La littérature turque est largement sous-estimée. Hormis
Orhan Pamuk et
Elif Shafak, le lecteur moyen pourra difficilement nommer un nom connu. Par exemple, c'est un secret bien gardé qu'un certain nombre d'écrivains turcs des années 1970 étaient absolument en phase avec les expérimentations modernistes qui caractérisaient la littérature d'Europe occidentale. Il y a quelques années, j'ai été très séduit par « La vie en morceaux » (original « utunamayanlar ») d'
Oguz Atay (1934-1977), qui porte à juste titre le titre de Joyce turque. Ce livre, Hotel de la Mère Patrie (original « Anayurt Oteli ») de
Yusuf Atilgan (1921-1989) semble davantage inspiré d'
Albert Camus, notamment son roman «
L'étranger ». L'aliénation au sein de l'existence moderne, et à quel déraillement cela peut conduire, est donc le thème central.
Nous suivons un Ahmed Zebercet qui tient un hôtel dans l'ouest de la Turquie pour le compte d'un oncle. Atilgan décrit dans un style très sec les actions presque mécaniques que Zebercet accomplit : enregistrer les invités, faire visiter les chambres, recevoir de l'argent, enregistrer tout proprement, etc. Il semble que tout est normale, même s'il observe de très près le comportement de ses invités, et même si ses fantasmes sexuels (y compris violer des femmes pendant leur sommeil) donnent certainement matière à caution.

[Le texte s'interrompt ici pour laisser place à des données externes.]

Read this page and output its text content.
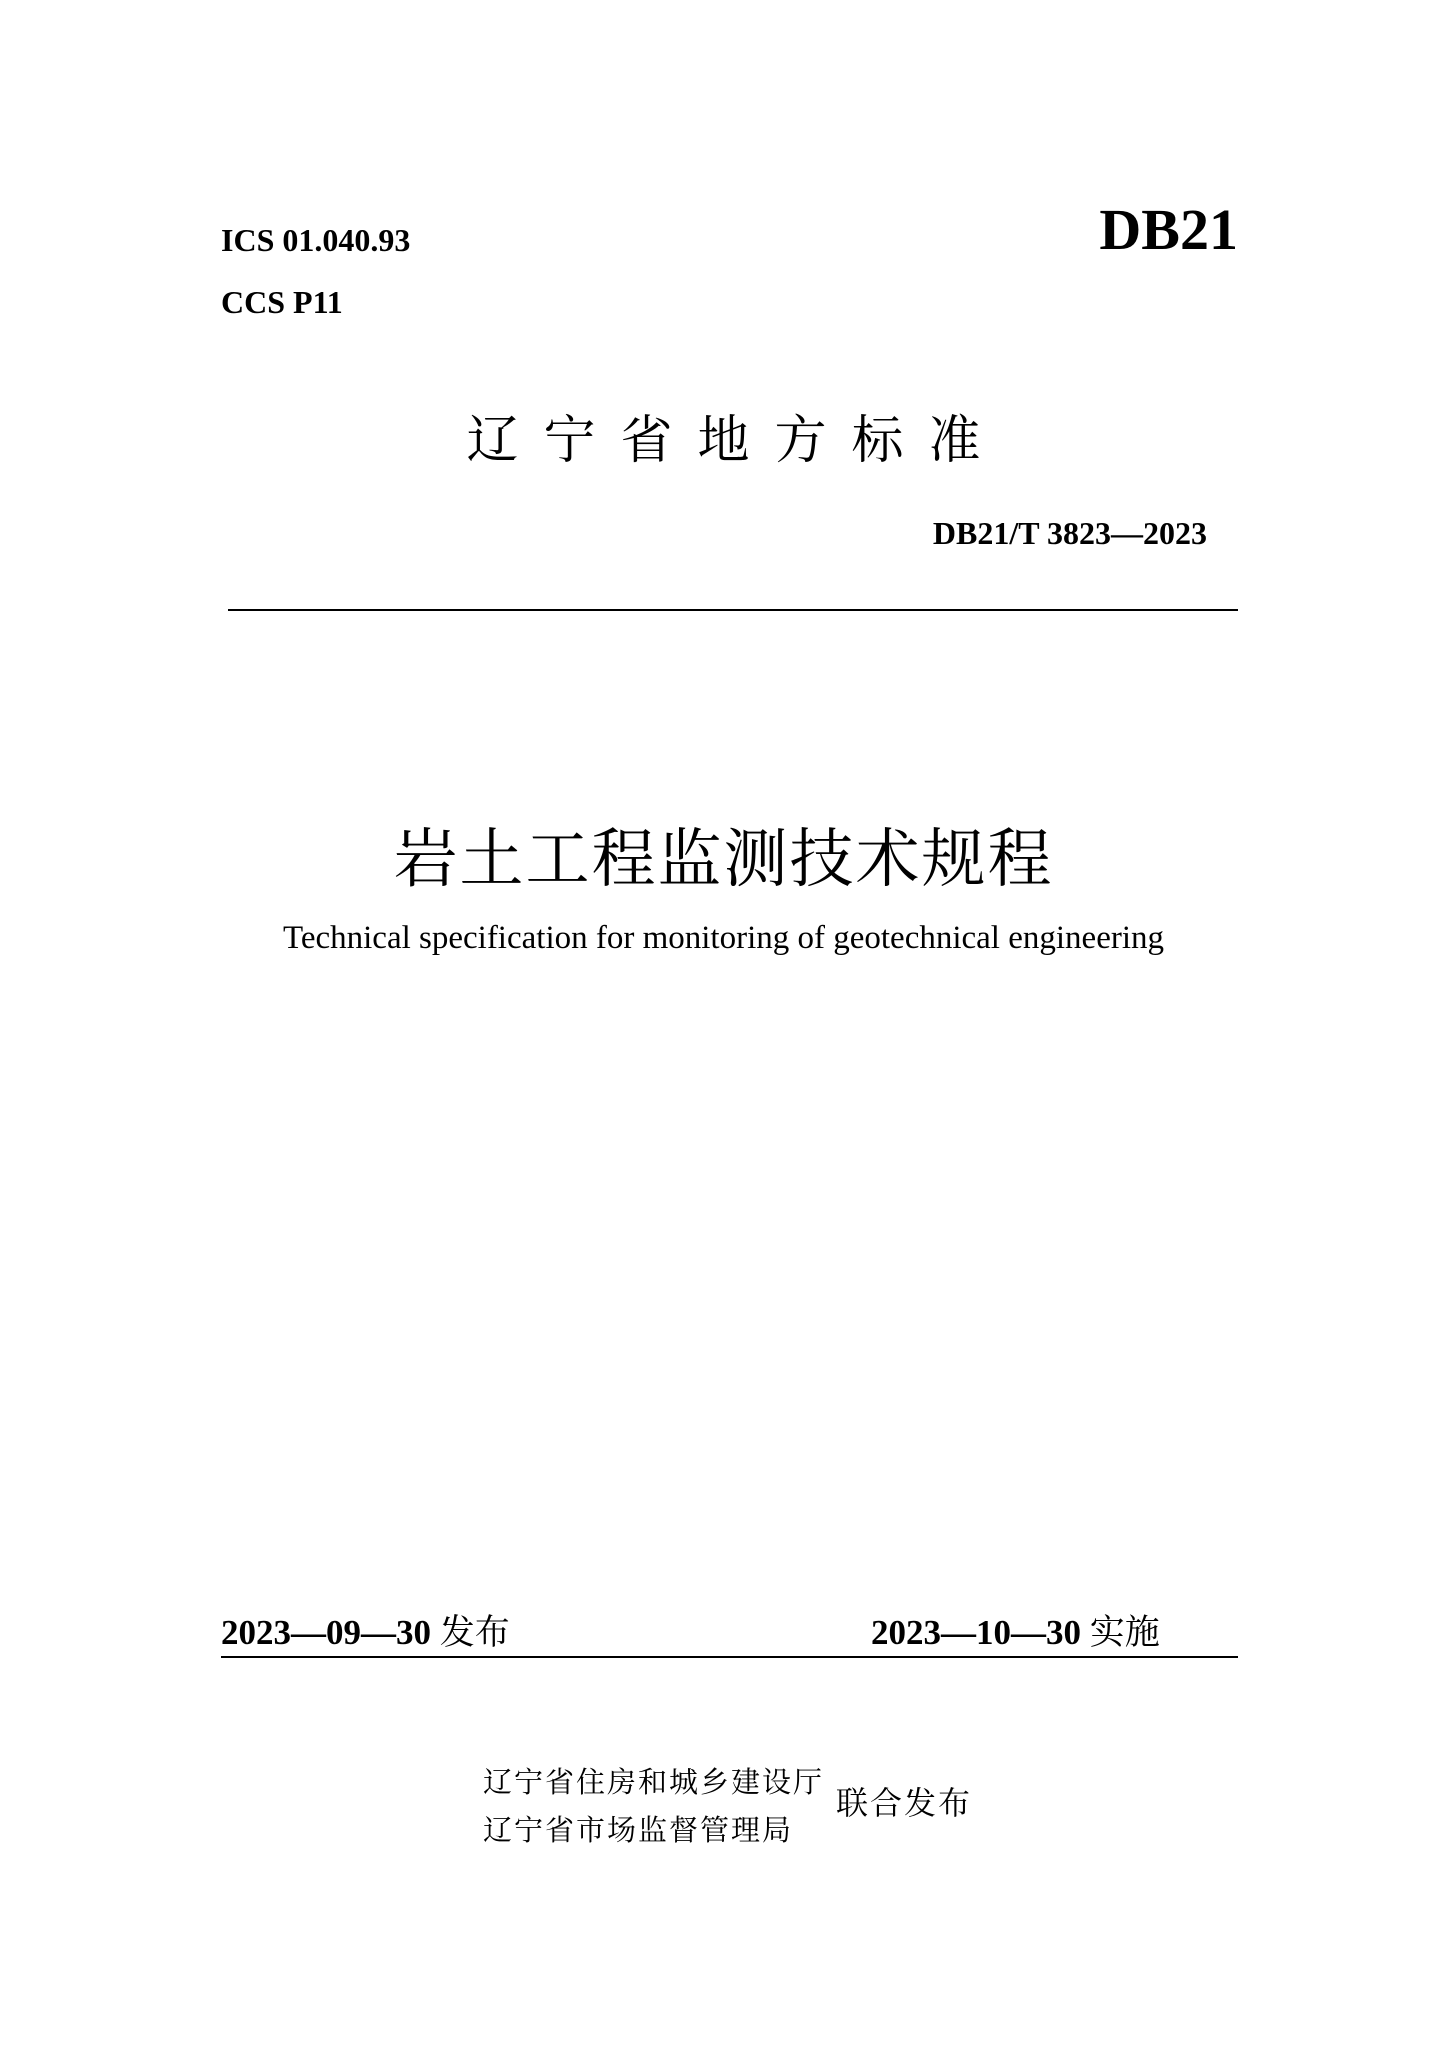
ICS 01.040.93
CCS P11
DB21
辽宁省地方标准
DB21/T 3823—2023
岩土工程监测技术规程
Technical specification for monitoring of geotechnical engineering
2023—09—30 发布	2023—10—30 实施
辽宁省住房和城乡建设厅
辽宁省市场监督管理局
联合发布
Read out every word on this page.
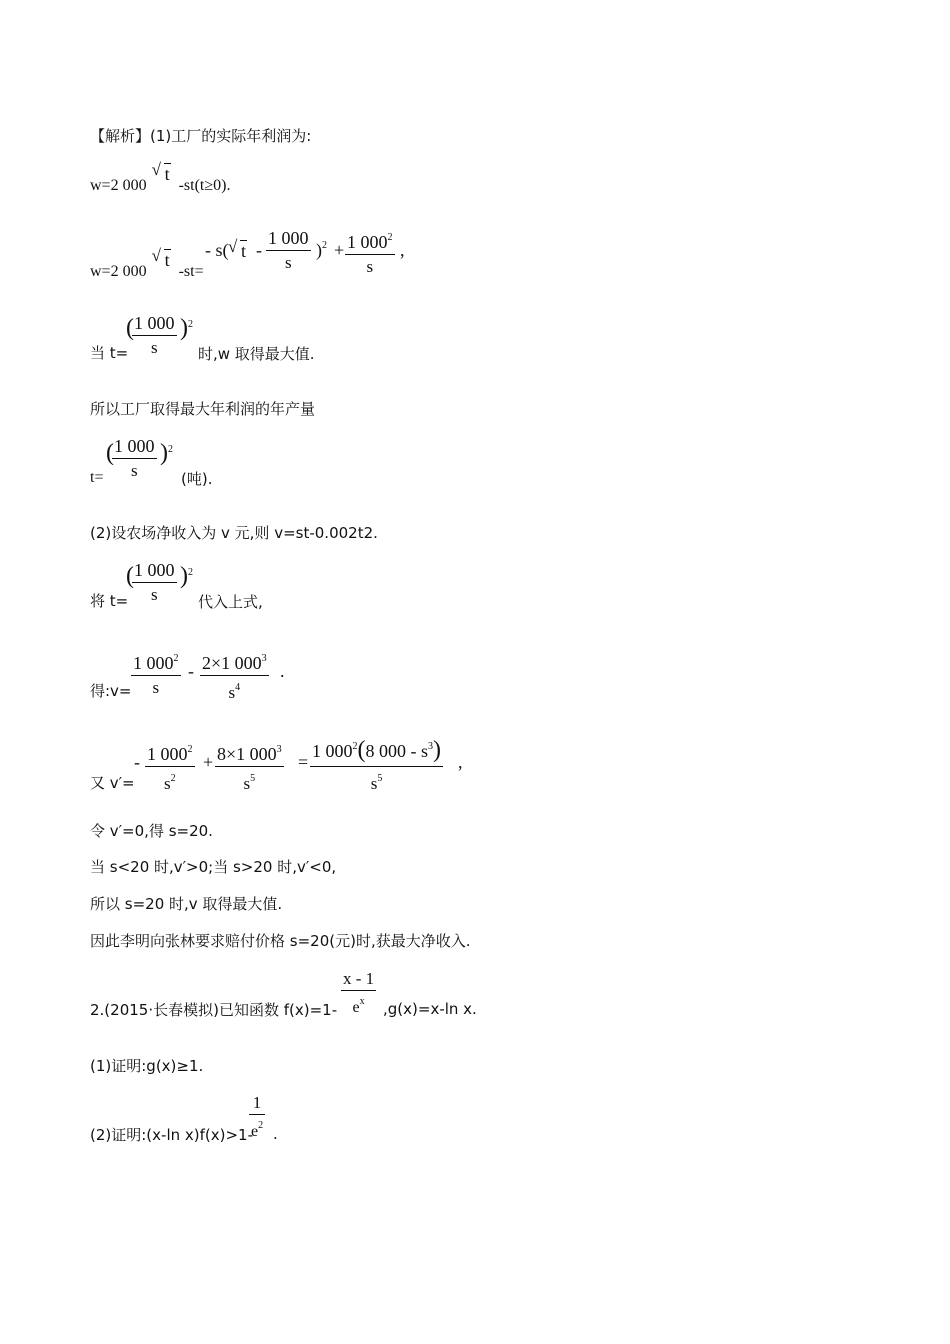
【解析】(1)工厂的实际年利润为:
w=2 000 √ t -st(t≥0).
w=2 000 √ t -st=
- s(
√ $t - \frac{1 000}{s} )^2 + \frac{1 000^2}{s}$ ,
当 t=
(
$\frac{1 000}{s} )^2$
时,w 取得最大值.
所以工厂取得最大年利润的年产量
t=
(
$\frac{1 000}{s} )^2$
(吨).
(2)设农场净收入为 v 元,则 v=st-0.002t2.
将 t=
(
$\frac{1 000}{s} )^2$
代入上式,
得:v= $\frac{1 000^2}{s} - \frac{2\times 1 000^3}{s^4}$ .
又 v′=
- $\frac{1 000^2}{s^2} + \frac{8\times 1 000^3}{s^5} = \frac{1 000^2(8 000 - s^3)}{s^5}$ ,
令 v′=0,得 s=20.
当 s<20 时,v′>0;当 s>20 时,v′<0,
所以 s=20 时,v 取得最大值.
因此李明向张林要求赔付价格 s=20(元)时,获最大净收入.
2.(2015·长春模拟)已知函数 $f(x)=1- \frac{x - 1}{e^x} ,g(x)=x-\ln$ x.
(1)证明:g(x)≥1.
(2)证明:(x-ln x)f(x)>1-
$\frac{1}{e^2}$ .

Zebercet est particulièrement intrigué par une femme qui "est venue d'Ankara par le train lent". Cette femme devient une véritable obsession et petit à petit des "dysfonctionnements" apparaissent dans le quotidien de Zebercet. Comme dit, ça déraille, mais je ne vais pas révéler la ligne de frappe.
L'essentiel de ce roman est en fait assez conventionnel, avec un narrateur omniscient décrivant chronologiquement ce que fait Zebercet et ce qui se passe en lui. Ce n'est qu'au début et à la fin qu'Atilgan tente un expériment stylistique avec peu de ponctuation et des phrases confuses, pas tout à fait réussie, je pense. En termes de contenu, cependant, il cadre bien avec Camus et ce qu'apporte son collègue Atay. Il semble que le titre et surtout ‘Mère Patrie' est une référence au carcan que la Turquie s'est imposée dans les années 1970 : avec un nationalisme artificiel, une obsession compulsive pour la laïcité de la république kémaliste, et une bonne dose de paternalisme. Un tel carcan ne laisse aucune place à l'individualité et conduit inévitablement à l'aliénation, c'est le message qu'Atilgan veut nous faire passer. A mon avis certes intéressant, mais pas tout à fait réussi en tant que roman.